This is the Air Force's complete history of the F-16
The F-16 Fighting Falcon, originally developed by General Dynamics (now Lockheed-Martin), is a proven compact, single-engine, multi-role fighter aircraft. Since the F-16A’s first flight in December 1976, this highly maneuverable air-to-air combat and air-to-surface attack aircraft has provided mission versatility and high-performance for the U.S. and allied nations at a relatively low-cost.
In an air combat role, the F-16’s maneuverability and combat radius (distance it can fly to enter air combat, stay, fight and return) exceed that of all potential threat fighter aircraft. It can locate targets in all weather conditions and detect low flying aircraft in radar ground clutter.

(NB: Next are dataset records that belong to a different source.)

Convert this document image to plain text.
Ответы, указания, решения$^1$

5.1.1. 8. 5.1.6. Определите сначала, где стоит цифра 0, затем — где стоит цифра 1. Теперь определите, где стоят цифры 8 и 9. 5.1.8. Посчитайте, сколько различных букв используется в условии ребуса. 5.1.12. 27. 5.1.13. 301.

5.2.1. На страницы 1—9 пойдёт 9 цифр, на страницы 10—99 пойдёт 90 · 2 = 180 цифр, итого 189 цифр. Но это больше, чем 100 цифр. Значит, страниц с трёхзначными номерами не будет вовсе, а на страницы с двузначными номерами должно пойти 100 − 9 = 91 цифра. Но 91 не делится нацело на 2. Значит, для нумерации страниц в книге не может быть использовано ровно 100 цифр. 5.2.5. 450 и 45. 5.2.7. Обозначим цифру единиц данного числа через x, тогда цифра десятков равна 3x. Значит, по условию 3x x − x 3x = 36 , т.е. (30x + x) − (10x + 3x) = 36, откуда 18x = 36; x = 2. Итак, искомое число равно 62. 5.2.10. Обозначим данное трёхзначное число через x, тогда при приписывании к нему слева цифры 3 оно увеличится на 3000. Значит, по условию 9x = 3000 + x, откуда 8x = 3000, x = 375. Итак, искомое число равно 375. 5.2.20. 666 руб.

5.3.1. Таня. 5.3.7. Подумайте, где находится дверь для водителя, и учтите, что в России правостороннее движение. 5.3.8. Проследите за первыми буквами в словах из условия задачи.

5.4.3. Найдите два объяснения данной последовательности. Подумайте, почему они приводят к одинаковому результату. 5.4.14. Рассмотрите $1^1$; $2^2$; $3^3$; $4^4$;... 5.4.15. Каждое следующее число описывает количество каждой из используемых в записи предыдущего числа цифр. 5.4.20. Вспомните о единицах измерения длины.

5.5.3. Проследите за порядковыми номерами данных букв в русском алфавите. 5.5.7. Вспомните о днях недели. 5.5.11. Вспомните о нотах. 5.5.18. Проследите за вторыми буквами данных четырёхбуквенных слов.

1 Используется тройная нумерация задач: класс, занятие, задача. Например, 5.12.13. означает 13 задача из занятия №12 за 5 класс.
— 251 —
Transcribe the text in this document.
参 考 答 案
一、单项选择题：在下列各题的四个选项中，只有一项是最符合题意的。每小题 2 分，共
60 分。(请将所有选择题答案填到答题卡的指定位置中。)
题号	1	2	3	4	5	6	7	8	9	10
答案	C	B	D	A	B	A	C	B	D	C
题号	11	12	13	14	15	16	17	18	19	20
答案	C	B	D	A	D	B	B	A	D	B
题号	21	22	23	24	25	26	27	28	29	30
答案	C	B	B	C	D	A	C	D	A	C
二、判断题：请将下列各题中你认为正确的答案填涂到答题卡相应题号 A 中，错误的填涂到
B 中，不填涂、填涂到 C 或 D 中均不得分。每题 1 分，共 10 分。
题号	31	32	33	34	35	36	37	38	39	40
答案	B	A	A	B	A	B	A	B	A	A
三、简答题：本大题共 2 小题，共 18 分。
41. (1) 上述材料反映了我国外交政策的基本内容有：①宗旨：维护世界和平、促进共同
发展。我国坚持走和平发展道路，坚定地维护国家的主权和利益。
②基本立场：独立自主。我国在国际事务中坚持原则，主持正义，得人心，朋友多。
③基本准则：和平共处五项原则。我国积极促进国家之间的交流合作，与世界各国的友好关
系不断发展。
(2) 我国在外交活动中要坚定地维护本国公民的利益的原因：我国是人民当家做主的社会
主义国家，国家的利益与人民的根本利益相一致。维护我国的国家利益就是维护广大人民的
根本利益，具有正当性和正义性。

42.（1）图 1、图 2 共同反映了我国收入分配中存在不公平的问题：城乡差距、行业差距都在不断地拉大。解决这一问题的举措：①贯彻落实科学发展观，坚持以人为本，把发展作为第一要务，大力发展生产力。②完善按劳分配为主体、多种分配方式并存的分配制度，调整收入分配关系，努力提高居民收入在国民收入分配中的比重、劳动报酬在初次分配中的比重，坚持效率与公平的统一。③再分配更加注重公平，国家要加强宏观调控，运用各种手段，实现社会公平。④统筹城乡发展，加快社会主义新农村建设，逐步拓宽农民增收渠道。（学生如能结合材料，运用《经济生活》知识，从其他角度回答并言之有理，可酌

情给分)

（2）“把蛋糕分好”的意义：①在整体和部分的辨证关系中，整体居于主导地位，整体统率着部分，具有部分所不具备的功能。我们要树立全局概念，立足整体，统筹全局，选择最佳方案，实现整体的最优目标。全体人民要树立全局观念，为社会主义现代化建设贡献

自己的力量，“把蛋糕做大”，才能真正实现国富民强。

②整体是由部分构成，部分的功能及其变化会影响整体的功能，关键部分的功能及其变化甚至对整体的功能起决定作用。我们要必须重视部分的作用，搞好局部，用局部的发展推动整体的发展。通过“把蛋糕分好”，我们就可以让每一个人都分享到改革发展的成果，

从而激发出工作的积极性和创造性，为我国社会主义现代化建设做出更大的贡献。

In an air-to-surface role, the F-16 can fly more than 500 miles (860 kilometers), deliver its weapons with superior accuracy, defend itself against enemy aircraft, and return to its starting point. An all-weather capability allows it to accurately deliver ordnance during non-visual bombing conditions.
The U.S. Air Force officially named the F-16 “Fighting Falcon” on July 21, 1980, during a ceremony at Hill Air Force Base, Utah, the home of the first F-16 unit.
The F-16V, or Viper, is the latest variant of the F-16 fourth-generation fighter aircraft. The upgrade integrates advanced capabilities to better interoperate with fifth-generation fighters, such as the F-35 Lightning II and the F-22 Raptor.
The last F-16 was delivered to the U.S. Air Force on 18 March 2005. The F-35 was developed to replace the F-16.
Development and design
The first operational F-16A was delivered in January 1979 to the 388th Tactical Fighter Wing at Hill AFB.
The F-16 was built under an agreement between the U.S. and four NATO countries: Belgium, Denmark, the Netherlands, and Norway. These countries jointly produced with the U.S. an initial 348 F-16s for their air forces.
The consortium’s F-16s are assembled from components manufactured in all five countries. Belgium also provides final assembly of the F100 engine used in the European F-16s.
Recently, Portugal joined the consortium. The long-term benefits of this program will be technology transfer among the nations producing the F-16, and a common-use aircraft for NATO nations. Additionally, the program increases the supply and availability of repair parts in Europe and improves the F-16’s combat readiness.
All F-16s delivered since November 1981 have built-in structural and wiring provisions and systems architecture that permit expansion of the multirole flexibility to perform precision strike, night attack and beyond-visual-range interception missions.
This improvement program led to the F-16C and F-16D aircraft, which are the single- and two-seat counterparts to the F-16A/B, and incorporate the latest cockpit control and display technology. All active units and many Air National Guard and Air Force Reserve units have converted to the F-16C/D.